This document is intended to show how R can be used to upload, manipulate and visualize data as well as sharing it with an audience
In this example, we are using data from a business process management tool in order to analyze what share of applications are incomplete when they are sent from deparment A to department B. If the application is sent back by department B to department A, this is considered as a rework and shows that there was some issue with the application. The input data is from an excel file and is as follows. Each row corresponds to the applications being with one department. Here is a glimpse of the raw data. In reality there are more columns but I just showed the essential ones.

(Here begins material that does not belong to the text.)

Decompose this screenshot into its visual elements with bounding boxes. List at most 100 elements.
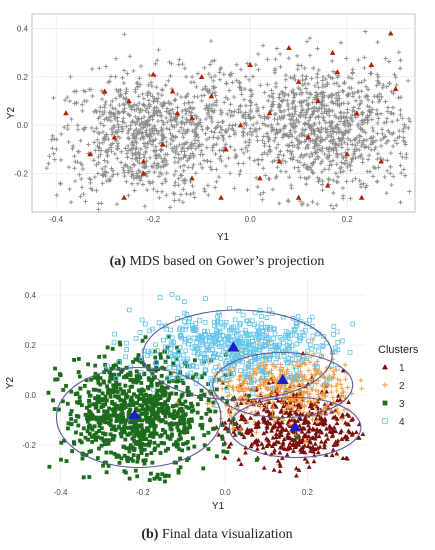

| ApplicationID | StepStart | StepDuration | User |
|---|---|---|---|
| 2016/600402 | 2016-08-30 11:05:21 | 3.25315e+03 | c620 |
| 2016/600402 | 2018-04-16 16:14:32 | 9.50000e-01 | b083 |
| 2016/600402 | 2018-04-17 09:12:06 | 2.15000e+00 | c620 |
| 2016/600402 | 2018-04-17 11:22:06 | 4.50000e-01 | b083 |
| 2016/600402 | 2018-04-17 11:50:12 | 1.13333e+00 | la78 |
| 2016/600402 | 2018-04-17 12:59:02 | 1.66667e-02 | b083 |
| 2017/003252 | 2017-08-03 16:48:31 | 5.00000e-02 | am06 |
| 2017/003252 | 2017-08-03 16:51:27 | 2.36667e+00 | lp05 |
| 2017/003252 | 2017-08-04 11:13:29 | 2.76667e+00 | Syst |
| 2017/003252 | 2017-08-04 11:13:42 | 2.66667e-01 | ca01 |
In order to get to the desired output, we need to transform this data in order to see for each individual application whether it has reworks or not. When we run the code, we get the following table with just one row per application:
| APPLICATION NO | N_RW | R_Time |
|---|---|---|
| 2017/301356 | 1 | 67.716633 |
| 2017/301513 | 1 | 16.683340 |
| 2017/301594 | 2 | 10.750000 |
| 2017/301840 | 2 | 56.116670 |
| 2017/301880 | 0 | 0.000000 |
| 2017/301954 | 2 | 990.466363 |
| 2017/302047 | 2 | 5.949997 |
| 2017/302048 | 2 | 5.933329 |
| 2017/302071 | 3 | 25.600000 |
| 2017/302113 | 2 | 19.400033 |
Then, we need to aggregate this data in order to see week over week what the rework rate is:
| TaskPeriod | Pilot_Running | StepTime | Ncases | CasesWRW | RWRate | AvgNReworks |
|---|---|---|---|---|---|---|
| 2018 51 | Yes | 9.271508 | 31 | 15 | 0.4838710 | 0.5483871 |
| 2018 52 | Yes | 17.670005 | 15 | 6 | 0.4000000 | 0.8666667 |
| 2019 01 | Yes | 26.811896 | 7 | 3 | 0.4285714 | 0.5714286 |
| 2019 02 | Yes | 17.402176 | 23 | 13 | 0.5652174 | 0.8260870 |
| 2019 03 | Yes | 20.946078 | 17 | 9 | 0.5294118 | 0.8235294 |
| 2019 04 | Yes | 7.623114 | 31 | 10 | 0.3225806 | 0.4193548 |
| 2019 05 | Yes | 20.275558 | 15 | 6 | 0.4000000 | 0.5333333 |
| 2019 06 | Yes | 29.423796 | 28 | 16 | 0.5714286 | 0.9642857 |
| 2019 07 | Yes | 34.658628 | 29 | 15 | 0.5172414 | 0.7241379 |
| 2019 08 | Yes | 20.796433 | 28 | 13 | 0.4642857 | 0.7500000 |
Which can then be used to plot the data to visualise the evolution
We can see that for the weeks where the pilot is running, the rework rate is a little bit better than before.